Usage
Usage
There are several ways to use Service Level Helper. You can calculate the maximum allowable downtime for a given service level (Error Budget), you can calculate the necessary frequency of probes for monitoring and alerting to achieve a specified service level or you can calculate your service level based on the total duration of outages and the total duration of the monitoring period.
Help
To get help with the slh
command, use the --help
flag or the help
subcommand.
$ slh --help
$ slh help
Standard
To use Service Level Helper, pass a service level objective or agreement to the slh
command.
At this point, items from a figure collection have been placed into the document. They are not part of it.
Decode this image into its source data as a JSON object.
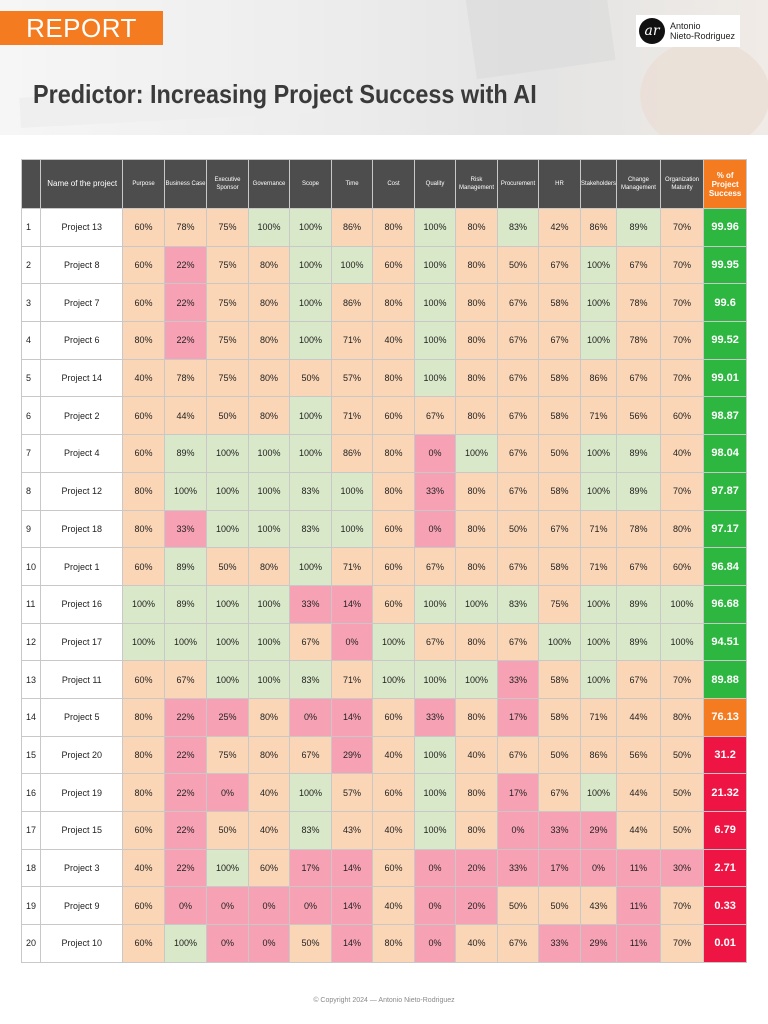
{
  "header": {
    "tag": "REPORT",
    "brand_logo": "ar",
    "brand_name_line1": "Antonio",
    "brand_name_line2": "Nieto-Rodriguez",
    "title": "Predictor: Increasing Project Success with AI"
  },
  "columns": {
    "index": "",
    "name": "Name of the project",
    "criteria": [
      "Purpose",
      "Business Case",
      "Executive Sponsor",
      "Governance",
      "Scope",
      "Time",
      "Cost",
      "Quality",
      "Risk Management",
      "Procurement",
      "HR",
      "Stakeholders",
      "Change Management",
      "Organization Maturity"
    ],
    "success": "% of Project Success"
  },
  "colors": {
    "header_bg": "#4d4d4d",
    "report_tag_bg": "#f47b20",
    "cell_green": "#d9e8c8",
    "cell_orange": "#fad6b6",
    "cell_pink": "#f7a2b4",
    "success_green": "#2db640",
    "success_orange": "#f47b20",
    "success_red": "#ee1443"
  },
  "rows": [
    {
      "idx": "1",
      "name": "Project 13",
      "cells": [
        [
          "60%",
          "o"
        ],
        [
          "78%",
          "o"
        ],
        [
          "75%",
          "o"
        ],
        [
          "100%",
          "g"
        ],
        [
          "100%",
          "g"
        ],
        [
          "86%",
          "o"
        ],
        [
          "80%",
          "o"
        ],
        [
          "100%",
          "g"
        ],
        [
          "80%",
          "o"
        ],
        [
          "83%",
          "g"
        ],
        [
          "42%",
          "o"
        ],
        [
          "86%",
          "o"
        ],
        [
          "89%",
          "g"
        ],
        [
          "70%",
          "o"
        ]
      ],
      "pct": "99.96",
      "pct_c": "g"
    },
    {
      "idx": "2",
      "name": "Project 8",
      "cells": [
        [
          "60%",
          "o"
        ],
        [
          "22%",
          "p"
        ],
        [
          "75%",
          "o"
        ],
        [
          "80%",
          "o"
        ],
        [
          "100%",
          "g"
        ],
        [
          "100%",
          "g"
        ],
        [
          "60%",
          "o"
        ],
        [
          "100%",
          "g"
        ],
        [
          "80%",
          "o"
        ],
        [
          "50%",
          "o"
        ],
        [
          "67%",
          "o"
        ],
        [
          "100%",
          "g"
        ],
        [
          "67%",
          "o"
        ],
        [
          "70%",
          "o"
        ]
      ],
      "pct": "99.95",
      "pct_c": "g"
    },
    {
      "idx": "3",
      "name": "Project 7",
      "cells": [
        [
          "60%",
          "o"
        ],
        [
          "22%",
          "p"
        ],
        [
          "75%",
          "o"
        ],
        [
          "80%",
          "o"
        ],
        [
          "100%",
          "g"
        ],
        [
          "86%",
          "o"
        ],
        [
          "80%",
          "o"
        ],
        [
          "100%",
          "g"
        ],
        [
          "80%",
          "o"
        ],
        [
          "67%",
          "o"
        ],
        [
          "58%",
          "o"
        ],
        [
          "100%",
          "g"
        ],
        [
          "78%",
          "o"
        ],
        [
          "70%",
          "o"
        ]
      ],
      "pct": "99.6",
      "pct_c": "g"
    },
    {
      "idx": "4",
      "name": "Project 6",
      "cells": [
        [
          "80%",
          "o"
        ],
        [
          "22%",
          "p"
        ],
        [
          "75%",
          "o"
        ],
        [
          "80%",
          "o"
        ],
        [
          "100%",
          "g"
        ],
        [
          "71%",
          "o"
        ],
        [
          "40%",
          "o"
        ],
        [
          "100%",
          "g"
        ],
        [
          "80%",
          "o"
        ],
        [
          "67%",
          "o"
        ],
        [
          "67%",
          "o"
        ],
        [
          "100%",
          "g"
        ],
        [
          "78%",
          "o"
        ],
        [
          "70%",
          "o"
        ]
      ],
      "pct": "99.52",
      "pct_c": "g"
    },
    {
      "idx": "5",
      "name": "Project 14",
      "cells": [
        [
          "40%",
          "o"
        ],
        [
          "78%",
          "o"
        ],
        [
          "75%",
          "o"
        ],
        [
          "80%",
          "o"
        ],
        [
          "50%",
          "o"
        ],
        [
          "57%",
          "o"
        ],
        [
          "80%",
          "o"
        ],
        [
          "100%",
          "g"
        ],
        [
          "80%",
          "o"
        ],
        [
          "67%",
          "o"
        ],
        [
          "58%",
          "o"
        ],
        [
          "86%",
          "o"
        ],
        [
          "67%",
          "o"
        ],
        [
          "70%",
          "o"
        ]
      ],
      "pct": "99.01",
      "pct_c": "g"
    },
    {
      "idx": "6",
      "name": "Project 2",
      "cells": [
        [
          "60%",
          "o"
        ],
        [
          "44%",
          "o"
        ],
        [
          "50%",
          "o"
        ],
        [
          "80%",
          "o"
        ],
        [
          "100%",
          "g"
        ],
        [
          "71%",
          "o"
        ],
        [
          "60%",
          "o"
        ],
        [
          "67%",
          "o"
        ],
        [
          "80%",
          "o"
        ],
        [
          "67%",
          "o"
        ],
        [
          "58%",
          "o"
        ],
        [
          "71%",
          "o"
        ],
        [
          "56%",
          "o"
        ],
        [
          "60%",
          "o"
        ]
      ],
      "pct": "98.87",
      "pct_c": "g"
    },
    {
      "idx": "7",
      "name": "Project 4",
      "cells": [
        [
          "60%",
          "o"
        ],
        [
          "89%",
          "g"
        ],
        [
          "100%",
          "g"
        ],
        [
          "100%",
          "g"
        ],
        [
          "100%",
          "g"
        ],
        [
          "86%",
          "o"
        ],
        [
          "80%",
          "o"
        ],
        [
          "0%",
          "p"
        ],
        [
          "100%",
          "g"
        ],
        [
          "67%",
          "o"
        ],
        [
          "50%",
          "o"
        ],
        [
          "100%",
          "g"
        ],
        [
          "89%",
          "g"
        ],
        [
          "40%",
          "o"
        ]
      ],
      "pct": "98.04",
      "pct_c": "g"
    },
    {
      "idx": "8",
      "name": "Project 12",
      "cells": [
        [
          "80%",
          "o"
        ],
        [
          "100%",
          "g"
        ],
        [
          "100%",
          "g"
        ],
        [
          "100%",
          "g"
        ],
        [
          "83%",
          "g"
        ],
        [
          "100%",
          "g"
        ],
        [
          "80%",
          "o"
        ],
        [
          "33%",
          "p"
        ],
        [
          "80%",
          "o"
        ],
        [
          "67%",
          "o"
        ],
        [
          "58%",
          "o"
        ],
        [
          "100%",
          "g"
        ],
        [
          "89%",
          "g"
        ],
        [
          "70%",
          "o"
        ]
      ],
      "pct": "97.87",
      "pct_c": "g"
    },
    {
      "idx": "9",
      "name": "Project 18",
      "cells": [
        [
          "80%",
          "o"
        ],
        [
          "33%",
          "p"
        ],
        [
          "100%",
          "g"
        ],
        [
          "100%",
          "g"
        ],
        [
          "83%",
          "g"
        ],
        [
          "100%",
          "g"
        ],
        [
          "60%",
          "o"
        ],
        [
          "0%",
          "p"
        ],
        [
          "80%",
          "o"
        ],
        [
          "50%",
          "o"
        ],
        [
          "67%",
          "o"
        ],
        [
          "71%",
          "o"
        ],
        [
          "78%",
          "o"
        ],
        [
          "80%",
          "o"
        ]
      ],
      "pct": "97.17",
      "pct_c": "g"
    },
    {
      "idx": "10",
      "name": "Project 1",
      "cells": [
        [
          "60%",
          "o"
        ],
        [
          "89%",
          "g"
        ],
        [
          "50%",
          "o"
        ],
        [
          "80%",
          "o"
        ],
        [
          "100%",
          "g"
        ],
        [
          "71%",
          "o"
        ],
        [
          "60%",
          "o"
        ],
        [
          "67%",
          "o"
        ],
        [
          "80%",
          "o"
        ],
        [
          "67%",
          "o"
        ],
        [
          "58%",
          "o"
        ],
        [
          "71%",
          "o"
        ],
        [
          "67%",
          "o"
        ],
        [
          "60%",
          "o"
        ]
      ],
      "pct": "96.84",
      "pct_c": "g"
    },
    {
      "idx": "11",
      "name": "Project 16",
      "cells": [
        [
          "100%",
          "g"
        ],
        [
          "89%",
          "g"
        ],
        [
          "100%",
          "g"
        ],
        [
          "100%",
          "g"
        ],
        [
          "33%",
          "p"
        ],
        [
          "14%",
          "p"
        ],
        [
          "60%",
          "o"
        ],
        [
          "100%",
          "g"
        ],
        [
          "100%",
          "g"
        ],
        [
          "83%",
          "g"
        ],
        [
          "75%",
          "o"
        ],
        [
          "100%",
          "g"
        ],
        [
          "89%",
          "g"
        ],
        [
          "100%",
          "g"
        ]
      ],
      "pct": "96.68",
      "pct_c": "g"
    },
    {
      "idx": "12",
      "name": "Project 17",
      "cells": [
        [
          "100%",
          "g"
        ],
        [
          "100%",
          "g"
        ],
        [
          "100%",
          "g"
        ],
        [
          "100%",
          "g"
        ],
        [
          "67%",
          "o"
        ],
        [
          "0%",
          "p"
        ],
        [
          "100%",
          "g"
        ],
        [
          "67%",
          "o"
        ],
        [
          "80%",
          "o"
        ],
        [
          "67%",
          "o"
        ],
        [
          "100%",
          "g"
        ],
        [
          "100%",
          "g"
        ],
        [
          "89%",
          "g"
        ],
        [
          "100%",
          "g"
        ]
      ],
      "pct": "94.51",
      "pct_c": "g"
    },
    {
      "idx": "13",
      "name": "Project 11",
      "cells": [
        [
          "60%",
          "o"
        ],
        [
          "67%",
          "o"
        ],
        [
          "100%",
          "g"
        ],
        [
          "100%",
          "g"
        ],
        [
          "83%",
          "g"
        ],
        [
          "71%",
          "o"
        ],
        [
          "100%",
          "g"
        ],
        [
          "100%",
          "g"
        ],
        [
          "100%",
          "g"
        ],
        [
          "33%",
          "p"
        ],
        [
          "58%",
          "o"
        ],
        [
          "100%",
          "g"
        ],
        [
          "67%",
          "o"
        ],
        [
          "70%",
          "o"
        ]
      ],
      "pct": "89.88",
      "pct_c": "g"
    },
    {
      "idx": "14",
      "name": "Project 5",
      "cells": [
        [
          "80%",
          "o"
        ],
        [
          "22%",
          "p"
        ],
        [
          "25%",
          "p"
        ],
        [
          "80%",
          "o"
        ],
        [
          "0%",
          "p"
        ],
        [
          "14%",
          "p"
        ],
        [
          "60%",
          "o"
        ],
        [
          "33%",
          "p"
        ],
        [
          "80%",
          "o"
        ],
        [
          "17%",
          "p"
        ],
        [
          "58%",
          "o"
        ],
        [
          "71%",
          "o"
        ],
        [
          "44%",
          "o"
        ],
        [
          "80%",
          "o"
        ]
      ],
      "pct": "76.13",
      "pct_c": "o"
    },
    {
      "idx": "15",
      "name": "Project 20",
      "cells": [
        [
          "80%",
          "o"
        ],
        [
          "22%",
          "p"
        ],
        [
          "75%",
          "o"
        ],
        [
          "80%",
          "o"
        ],
        [
          "67%",
          "o"
        ],
        [
          "29%",
          "p"
        ],
        [
          "40%",
          "o"
        ],
        [
          "100%",
          "g"
        ],
        [
          "40%",
          "o"
        ],
        [
          "67%",
          "o"
        ],
        [
          "50%",
          "o"
        ],
        [
          "86%",
          "o"
        ],
        [
          "56%",
          "o"
        ],
        [
          "50%",
          "o"
        ]
      ],
      "pct": "31.2",
      "pct_c": "r"
    },
    {
      "idx": "16",
      "name": "Project 19",
      "cells": [
        [
          "80%",
          "o"
        ],
        [
          "22%",
          "p"
        ],
        [
          "0%",
          "p"
        ],
        [
          "40%",
          "o"
        ],
        [
          "100%",
          "g"
        ],
        [
          "57%",
          "o"
        ],
        [
          "60%",
          "o"
        ],
        [
          "100%",
          "g"
        ],
        [
          "80%",
          "o"
        ],
        [
          "17%",
          "p"
        ],
        [
          "67%",
          "o"
        ],
        [
          "100%",
          "g"
        ],
        [
          "44%",
          "o"
        ],
        [
          "50%",
          "o"
        ]
      ],
      "pct": "21.32",
      "pct_c": "r"
    },
    {
      "idx": "17",
      "name": "Project 15",
      "cells": [
        [
          "60%",
          "o"
        ],
        [
          "22%",
          "p"
        ],
        [
          "50%",
          "o"
        ],
        [
          "40%",
          "o"
        ],
        [
          "83%",
          "g"
        ],
        [
          "43%",
          "o"
        ],
        [
          "40%",
          "o"
        ],
        [
          "100%",
          "g"
        ],
        [
          "80%",
          "o"
        ],
        [
          "0%",
          "p"
        ],
        [
          "33%",
          "p"
        ],
        [
          "29%",
          "p"
        ],
        [
          "44%",
          "o"
        ],
        [
          "50%",
          "o"
        ]
      ],
      "pct": "6.79",
      "pct_c": "r"
    },
    {
      "idx": "18",
      "name": "Project 3",
      "cells": [
        [
          "40%",
          "o"
        ],
        [
          "22%",
          "p"
        ],
        [
          "100%",
          "g"
        ],
        [
          "60%",
          "o"
        ],
        [
          "17%",
          "p"
        ],
        [
          "14%",
          "p"
        ],
        [
          "60%",
          "o"
        ],
        [
          "0%",
          "p"
        ],
        [
          "20%",
          "p"
        ],
        [
          "33%",
          "p"
        ],
        [
          "17%",
          "p"
        ],
        [
          "0%",
          "p"
        ],
        [
          "11%",
          "p"
        ],
        [
          "30%",
          "p"
        ]
      ],
      "pct": "2.71",
      "pct_c": "r"
    },
    {
      "idx": "19",
      "name": "Project 9",
      "cells": [
        [
          "60%",
          "o"
        ],
        [
          "0%",
          "p"
        ],
        [
          "0%",
          "p"
        ],
        [
          "0%",
          "p"
        ],
        [
          "0%",
          "p"
        ],
        [
          "14%",
          "p"
        ],
        [
          "40%",
          "o"
        ],
        [
          "0%",
          "p"
        ],
        [
          "20%",
          "p"
        ],
        [
          "50%",
          "o"
        ],
        [
          "50%",
          "o"
        ],
        [
          "43%",
          "o"
        ],
        [
          "11%",
          "p"
        ],
        [
          "70%",
          "o"
        ]
      ],
      "pct": "0.33",
      "pct_c": "r"
    },
    {
      "idx": "20",
      "name": "Project 10",
      "cells": [
        [
          "60%",
          "o"
        ],
        [
          "100%",
          "g"
        ],
        [
          "0%",
          "p"
        ],
        [
          "0%",
          "p"
        ],
        [
          "50%",
          "o"
        ],
        [
          "14%",
          "p"
        ],
        [
          "80%",
          "o"
        ],
        [
          "0%",
          "p"
        ],
        [
          "40%",
          "o"
        ],
        [
          "67%",
          "o"
        ],
        [
          "33%",
          "p"
        ],
        [
          "29%",
          "p"
        ],
        [
          "11%",
          "p"
        ],
        [
          "70%",
          "o"
        ]
      ],
      "pct": "0.01",
      "pct_c": "r"
    }
  ],
  "footer": {
    "copyright": "© Copyright 2024 — Antonio Nieto-Rodriguez"
  }
}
The tool will then calculate the maximum allowable downtime for that period (Error Budget).
Here's an example:
$ slh 99.9
This command will output:
With a 99.9% Service Level, the maximum downtime allowed is:
Daily (24 hours): 1m 26s
Weekly (7 days): 10m 4s
Monthly (Average): 43m 50s
Quartely (90 days): 2h 9m 35s
Yearly (365 days): 8h 45m 35s
Simple
You can also use the slh
command with the number of nines and the slh
will calculate the maximum allowable downtime for that period (Error Budget).
Here's an example:
$ slh 4
This command will output:
With a 4 nines or 99.99% Service Level, the maximum downtime allowed is:
Daily (24 hours): 8s
Weekly (7 days): 1m
Monthly (Average): 4m 23s
Quartely (90 days): 12m 57s
Yearly (365 days): 52m 33s
Probe Frequency Calculation
The Service Level Helper (slh) includes a feature to calculate the necessary frequency of probes for monitoring and alerting to achieve a specified Service Level. This calculation is based on the Mean Time to Repair (MTTR), the expected number of incidents, and the number of probes required to confirm an incident.
To get more information about the probe frequency calculation, visit the Probe Frequency Calculation Algorithm page.
Here's an example:
$ slh --mttr 0h20m --incidents 3 --probes 2 99
This command will output:
With a 99% Service Level, the maximum downtime allowed is:
Daily (24 hours): 14m 24s
Weekly (7 days): 1h 40m 48s
Monthly (Average): 7h 18m 20s
Quartely (90 days): 21h 36m
Yearly (365 days): 3d 15h 36m
With a 0h20m MTTR, 3 average incident per time period and 2 failed probe to alert,
Here is the MINIMUM probing frequency is necessary to keep your Service Level inside these time periods:
Weekly (7 days): 6m 48s
Monthly (Average): 1h 3m 3s
Quartely (90 days): 3h 26m
Yearly (365 days): 14h 26m
Reverse Calculation
You can also use the slh
command with the total duration of outages.
Here's an example:
$ slh reverse 5h45m30s
$ slh r 5h45m30s
This command will output:
Service Level for 5h45m30s of downtime:
Daily (24 hours): 76.00694%
Weekly (7 days): 96.57242%
Monthly (Average): 99.21179%
Quartely (90 days): 99.73341%
Yearly (365 days): 99.93427%
Setting a specific time duration for a day
You can also set a custom day duration for all time period calculations with the flag --hours or --hr.
Here's an example:
$ slh --hours 12 99
This command will output:
With a 99% Service Level, the maximum downtime allowed is:
Daily (12 hours): 7m 12s
Weekly (7 days): 50m 24s
Monthly (Average): 3h 39m 10s
Quartely (90 days): 10h 48m
Yearly (365 days): 1d 19h 48m
Keep in mind that the
--hours
flag will set the day duration for all time period calculations (weeky, monthly, quartely and yearly) and also works with reverse calculation.